UC Berkeley announces new financial aid plan for middle-income families

Chancellor Robert Birgeneau, along with other members of the UC Berkeley administration, held a press conference to announce a new financial aid plan targetted at middle class families.
Kevin Foote/Senior Staff
Chancellor Robert Birgeneau, along with other members of the UC Berkeley administration, held a press conference to announce a new financial aid plan targetted at middle class families.

UC Berkeley officials announced a new financial aid plan Wednesday for middle-income families that caps parent contribution toward undergraduate student education at no more than 15 percent of family income.

Starting next academic year, students whose families’ gross income ranges from $80,000 to $140,000 annually and have assets of less than $200,000 — excluding the value of a home and retirement savings — will qualify for the initiative called Berkeley Middle Class Access Plan.

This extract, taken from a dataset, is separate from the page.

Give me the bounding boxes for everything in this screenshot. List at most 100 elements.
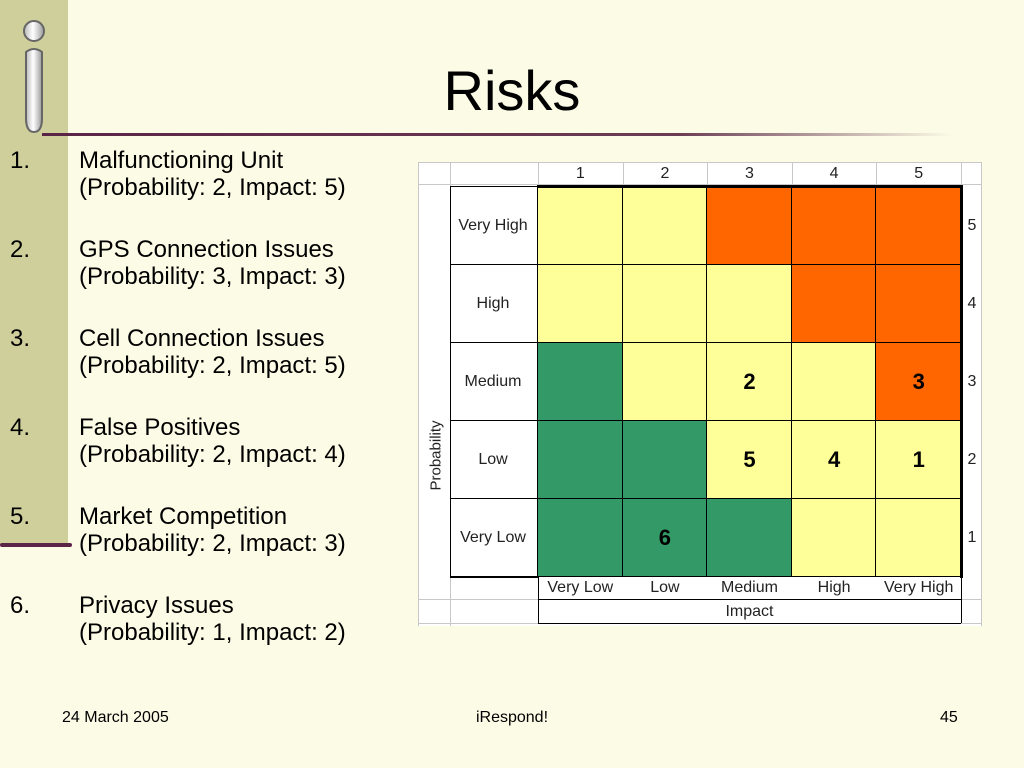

This plan makes UC Berkeley the first public university in the nation to have comprehensive financial aid to this category of middle-class families, campus officials said at a press conference in Haas Pavilion.

This announcement comes a day after Gov. Jerry Brown slashed the University of California’s budget by $100 million, bringing the total budget reductions for the system to $750 million for the current fiscal year.

By guaranteeing aid to students who fall within the middle-income range, the plan will substantially increase the number of students in this income band who will receive financial aid, according to campus Vice Chancellor Frank Yeary. Yeary said that while the percentage of students whose family incomes fall above or below the $80,000 to $140,000 range has increased recently, the percentage of students from middle-income families has decreased.

About 6,000 undergraduates come from families with income in this range, according to Anne De Luca, acting associate vice chancellor of admissions and enrollment.

The new plan only affects the parent contribution, leaving the student self-help cost unchanged, De Luca said.  The student self-help cost is constant for all students regardless of family income level and averaged at $8,900 over the last four years but cost $8,000 this year, said Chancellor Robert Birgeneau.

The plan will cost $10 million to $12 million over the 2012-2013 academic year. The campus will cover the cost through increased philanthropy, by redirecting financial aid resources and through revenue from the increased number of students paying non-resident tuition.

Although this plan is meant to help in-state students, De Luca said non-resident students whose family incomes fall within the middle-income range will receive aid to cover the in-state tuition portion. Non-resident students will still have to pay the tuition supplement.

The plan serves as a campus extension of the university’s Blue and Gold Opportunity Plan, which guarantees to cover the cost of tuition to any in-state student whose family income is under $80,000, according to Birgeneau.

In order for students to qualify for the new plan, students must complete the Free Application for Federal Student Aid by March 1 to receive priority consideration.